By Alan Baldwin
(Reuters) – Formula One will seek to avoid a scenario where a new points-paying Saturday sprint race format being trialled this season could decide the title, according to managing director Ross Brawn.
The sport wants to host three sprint races in 2021, with the first at Silverstone in July and the second scheduled for Monza in September.
The venue for the third has yet to be decided, with the United States in October and Brazil in November mentioned as the most likely candidates. Both have hosted title-deciding races in the past.
Under the new format, qualifying will switch to Friday with points awarded on Saturday to the top three drivers in a short 40 minute race to decide Sunday’s starting grid.
Those extra points could, in theory, be enough to clinch the title although the current battle between Mercedes’ seven times world champion Lewis Hamilton and Red Bull’s Max Verstappen looks like going the distance.
The pair are so far separated by just four points after six rounds.

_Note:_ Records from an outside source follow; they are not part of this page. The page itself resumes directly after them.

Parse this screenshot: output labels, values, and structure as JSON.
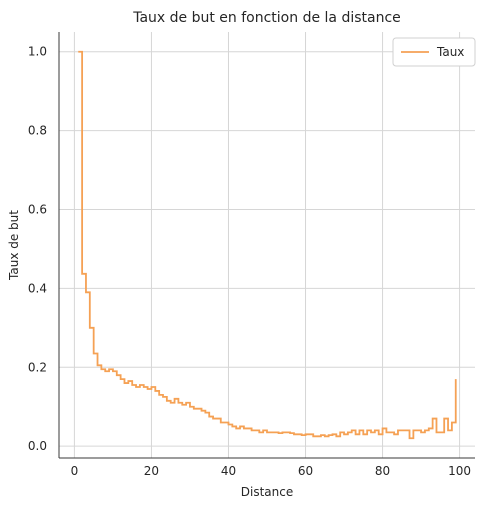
{
  "chart_data": {
    "type": "line",
    "step": true,
    "title": "Taux de but en fonction de la distance",
    "xlabel": "Distance",
    "ylabel": "Taux de but",
    "xlim": [
      -4,
      104
    ],
    "ylim": [
      -0.03,
      1.05
    ],
    "xticks": [
      0,
      20,
      40,
      60,
      80,
      100
    ],
    "yticks": [
      0.0,
      0.2,
      0.4,
      0.6,
      0.8,
      1.0
    ],
    "xtick_labels": [
      "0",
      "20",
      "40",
      "60",
      "80",
      "100"
    ],
    "ytick_labels": [
      "0.0",
      "0.2",
      "0.4",
      "0.6",
      "0.8",
      "1.0"
    ],
    "grid": true,
    "legend_position": "top-right",
    "series": [
      {
        "name": "Taux",
        "color": "#f5a154",
        "x": [
          1,
          2,
          3,
          4,
          5,
          6,
          7,
          8,
          9,
          10,
          11,
          12,
          13,
          14,
          15,
          16,
          17,
          18,
          19,
          20,
          21,
          22,
          23,
          24,
          25,
          26,
          27,
          28,
          29,
          30,
          31,
          32,
          33,
          34,
          35,
          36,
          37,
          38,
          39,
          40,
          41,
          42,
          43,
          44,
          45,
          46,
          47,
          48,
          49,
          50,
          51,
          52,
          53,
          54,
          55,
          56,
          57,
          58,
          59,
          60,
          61,
          62,
          63,
          64,
          65,
          66,
          67,
          68,
          69,
          70,
          71,
          72,
          73,
          74,
          75,
          76,
          77,
          78,
          79,
          80,
          81,
          82,
          83,
          84,
          85,
          86,
          87,
          88,
          89,
          90,
          91,
          92,
          93,
          94,
          95,
          96,
          97,
          98,
          99
        ],
        "y": [
          1.0,
          0.437,
          0.39,
          0.3,
          0.235,
          0.205,
          0.195,
          0.19,
          0.195,
          0.19,
          0.18,
          0.17,
          0.16,
          0.165,
          0.155,
          0.15,
          0.155,
          0.15,
          0.145,
          0.15,
          0.14,
          0.13,
          0.125,
          0.115,
          0.11,
          0.12,
          0.11,
          0.105,
          0.11,
          0.1,
          0.095,
          0.095,
          0.09,
          0.085,
          0.075,
          0.07,
          0.07,
          0.06,
          0.06,
          0.055,
          0.05,
          0.045,
          0.05,
          0.045,
          0.045,
          0.04,
          0.04,
          0.035,
          0.04,
          0.035,
          0.035,
          0.035,
          0.033,
          0.035,
          0.035,
          0.033,
          0.03,
          0.03,
          0.028,
          0.03,
          0.03,
          0.025,
          0.025,
          0.028,
          0.025,
          0.028,
          0.03,
          0.025,
          0.035,
          0.03,
          0.035,
          0.04,
          0.03,
          0.04,
          0.03,
          0.04,
          0.035,
          0.04,
          0.03,
          0.045,
          0.035,
          0.035,
          0.03,
          0.04,
          0.04,
          0.04,
          0.02,
          0.04,
          0.04,
          0.035,
          0.04,
          0.045,
          0.07,
          0.035,
          0.035,
          0.07,
          0.04,
          0.06,
          0.17
        ]
      }
    ]
  }
}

“We’d probably want to avoid the title being decided on a Saturday,” Brawn told reporters in a briefing ahead of Sunday’s French Grand Prix.

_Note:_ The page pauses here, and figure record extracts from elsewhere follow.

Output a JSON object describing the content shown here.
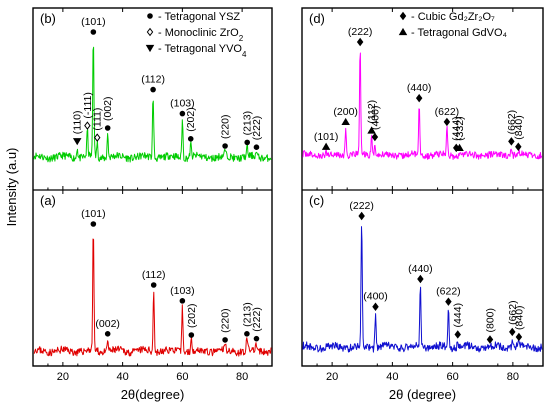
{
  "chart_data": [
    {
      "panel": "(b)",
      "type": "line",
      "color": "#00cc00",
      "xlabel": "",
      "ylabel": "Intensity (a.u)",
      "xlim": [
        10,
        90
      ],
      "x_ticks": [
        20,
        40,
        60,
        80
      ],
      "legend_position": "top-right",
      "legend": [
        {
          "marker": "circle",
          "text": "- Tetragonal YSZ"
        },
        {
          "marker": "diamond-open",
          "text": "- Monoclinic ZrO",
          "sub": "2"
        },
        {
          "marker": "triangle-down",
          "text": "- Tetragonal YVO",
          "sub": "4"
        }
      ],
      "peaks": [
        {
          "x": 24.8,
          "y": 0.09,
          "label": "(110)",
          "marker": "triangle-down",
          "label_rotate": -90
        },
        {
          "x": 28.2,
          "y": 0.22,
          "label": "(-111)",
          "marker": "diamond-open",
          "label_rotate": -90
        },
        {
          "x": 30.2,
          "y": 1.0,
          "label": "(101)",
          "marker": "circle",
          "label_rotate": 0
        },
        {
          "x": 31.5,
          "y": 0.12,
          "label": "(111)",
          "marker": "diamond-open",
          "label_rotate": -90
        },
        {
          "x": 35.0,
          "y": 0.2,
          "label": "(002)",
          "marker": "circle",
          "label_rotate": -90
        },
        {
          "x": 50.2,
          "y": 0.52,
          "label": "(112)",
          "marker": "circle",
          "label_rotate": 0
        },
        {
          "x": 60.0,
          "y": 0.32,
          "label": "(103)",
          "marker": "circle",
          "label_rotate": 0
        },
        {
          "x": 62.8,
          "y": 0.11,
          "label": "(202)",
          "marker": "circle",
          "label_rotate": -90
        },
        {
          "x": 74.3,
          "y": 0.05,
          "label": "(220)",
          "marker": "circle",
          "label_rotate": -90
        },
        {
          "x": 81.7,
          "y": 0.08,
          "label": "(213)",
          "marker": "circle",
          "label_rotate": -90
        },
        {
          "x": 84.8,
          "y": 0.04,
          "label": "(222)",
          "marker": "circle",
          "label_rotate": -90
        }
      ]
    },
    {
      "panel": "(a)",
      "type": "line",
      "color": "#e00000",
      "xlabel": "2θ(degree)",
      "ylabel": "Intensity (a.u)",
      "xlim": [
        10,
        90
      ],
      "x_ticks": [
        20,
        40,
        60,
        80
      ],
      "peaks": [
        {
          "x": 30.2,
          "y": 1.0,
          "label": "(101)",
          "marker": "circle",
          "label_rotate": 0
        },
        {
          "x": 35.0,
          "y": 0.1,
          "label": "(002)",
          "marker": "circle",
          "label_rotate": 0
        },
        {
          "x": 50.4,
          "y": 0.5,
          "label": "(112)",
          "marker": "circle",
          "label_rotate": 0
        },
        {
          "x": 60.0,
          "y": 0.37,
          "label": "(103)",
          "marker": "circle",
          "label_rotate": 0
        },
        {
          "x": 63.0,
          "y": 0.09,
          "label": "(202)",
          "marker": "circle",
          "label_rotate": -90
        },
        {
          "x": 74.3,
          "y": 0.05,
          "label": "(220)",
          "marker": "circle",
          "label_rotate": -90
        },
        {
          "x": 81.6,
          "y": 0.1,
          "label": "(213)",
          "marker": "circle",
          "label_rotate": -90
        },
        {
          "x": 84.8,
          "y": 0.06,
          "label": "(222)",
          "marker": "circle",
          "label_rotate": -90
        }
      ]
    },
    {
      "panel": "(d)",
      "type": "line",
      "color": "#ff00ff",
      "xlabel": "",
      "ylabel": "",
      "xlim": [
        10,
        90
      ],
      "x_ticks": [
        20,
        40,
        60,
        80
      ],
      "legend_position": "top-right",
      "legend": [
        {
          "marker": "diamond",
          "text": "- Cubic Gd₂Zr₂O₇"
        },
        {
          "marker": "triangle-up",
          "text": "- Tetragonal GdVO₄"
        }
      ],
      "peaks": [
        {
          "x": 18.0,
          "y": 0.03,
          "label": "(101)",
          "marker": "triangle-up",
          "label_rotate": 0
        },
        {
          "x": 24.5,
          "y": 0.26,
          "label": "(200)",
          "marker": "triangle-up",
          "label_rotate": 0
        },
        {
          "x": 29.3,
          "y": 1.0,
          "label": "(222)",
          "marker": "diamond",
          "label_rotate": 0
        },
        {
          "x": 33.1,
          "y": 0.18,
          "label": "(112)",
          "marker": "triangle-up",
          "label_rotate": -90
        },
        {
          "x": 34.2,
          "y": 0.12,
          "label": "(400)",
          "marker": "diamond",
          "label_rotate": -90
        },
        {
          "x": 48.9,
          "y": 0.48,
          "label": "(440)",
          "marker": "diamond",
          "label_rotate": 0
        },
        {
          "x": 58.1,
          "y": 0.26,
          "label": "(622)",
          "marker": "diamond",
          "label_rotate": 0
        },
        {
          "x": 61.2,
          "y": 0.02,
          "label": "(444)",
          "marker": "diamond",
          "label_rotate": -90
        },
        {
          "x": 62.3,
          "y": 0.02,
          "label": "(332)",
          "marker": "triangle-up",
          "label_rotate": -90
        },
        {
          "x": 79.5,
          "y": 0.08,
          "label": "(662)",
          "marker": "diamond",
          "label_rotate": -90
        },
        {
          "x": 81.8,
          "y": 0.03,
          "label": "(840)",
          "marker": "diamond",
          "label_rotate": -90
        }
      ]
    },
    {
      "panel": "(c)",
      "type": "line",
      "color": "#1010d0",
      "xlabel": "2θ (degree)",
      "ylabel": "",
      "xlim": [
        10,
        90
      ],
      "x_ticks": [
        20,
        40,
        60,
        80
      ],
      "peaks": [
        {
          "x": 29.8,
          "y": 1.0,
          "label": "(222)",
          "marker": "diamond",
          "label_rotate": 0
        },
        {
          "x": 34.4,
          "y": 0.28,
          "label": "(400)",
          "marker": "diamond",
          "label_rotate": 0
        },
        {
          "x": 49.3,
          "y": 0.5,
          "label": "(440)",
          "marker": "diamond",
          "label_rotate": 0
        },
        {
          "x": 58.6,
          "y": 0.32,
          "label": "(622)",
          "marker": "diamond",
          "label_rotate": 0
        },
        {
          "x": 61.7,
          "y": 0.06,
          "label": "(444)",
          "marker": "diamond",
          "label_rotate": -90
        },
        {
          "x": 72.4,
          "y": 0.02,
          "label": "(800)",
          "marker": "diamond",
          "label_rotate": -90
        },
        {
          "x": 79.8,
          "y": 0.08,
          "label": "(662)",
          "marker": "diamond",
          "label_rotate": -90
        },
        {
          "x": 82.0,
          "y": 0.04,
          "label": "(840)",
          "marker": "diamond",
          "label_rotate": -90
        }
      ]
    }
  ]
}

“If we went to the last race and a driver could win the championship on Saturday by winning a sprint event, that could bring an added dimension but I think we’ll just try to avoid it while we find out how successful it is.
“We want to pick an event ideally a few races before the end of the season and we always want to pick tracks where we think the racing can take place in a short format with overtaking opportunities and a little bit of tyre degradation.

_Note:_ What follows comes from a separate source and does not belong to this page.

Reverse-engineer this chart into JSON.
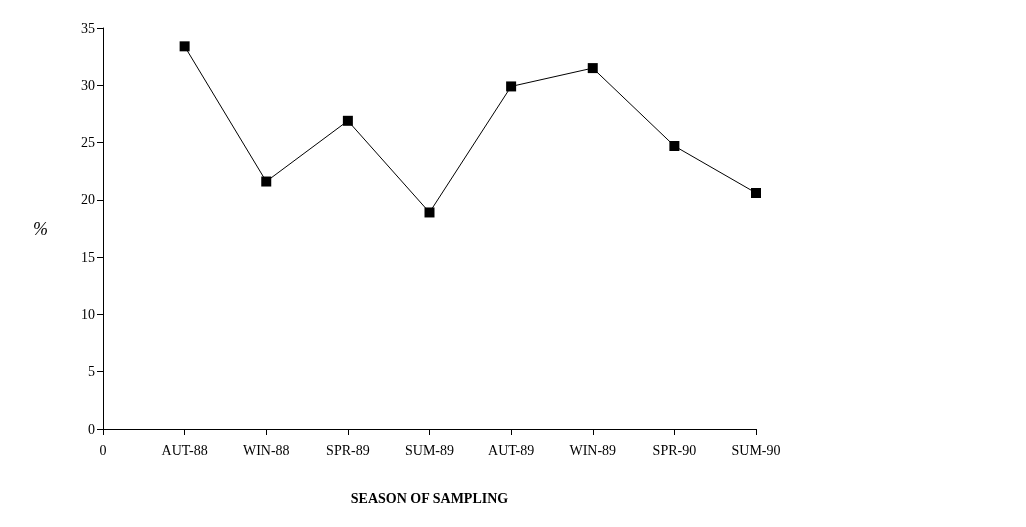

“I don’t think we want to do it at the last race.”
Brawn said he understood purists might be unhappy with the proposed change but he urged them to hold judgement and give the format a chance.
He said the sprint race would give promoters and broadcasters more of a show with three meaningful days as well as potentially appeal to a new and younger audience of fans.
Brawn likened it to short-format cricket compared to Test matches, saying the former had attracted new fans for the traditional offering.
“We will never force this through if it’s clearly not a success,” he promised. “There’s no incentive in doing it if the audience don’t engage.
“I think one of the great things about what’s happening is that it’s three races, it’s not the season…If we don’t get the response we hope, then we’ll put our hands up and stay the way we are.”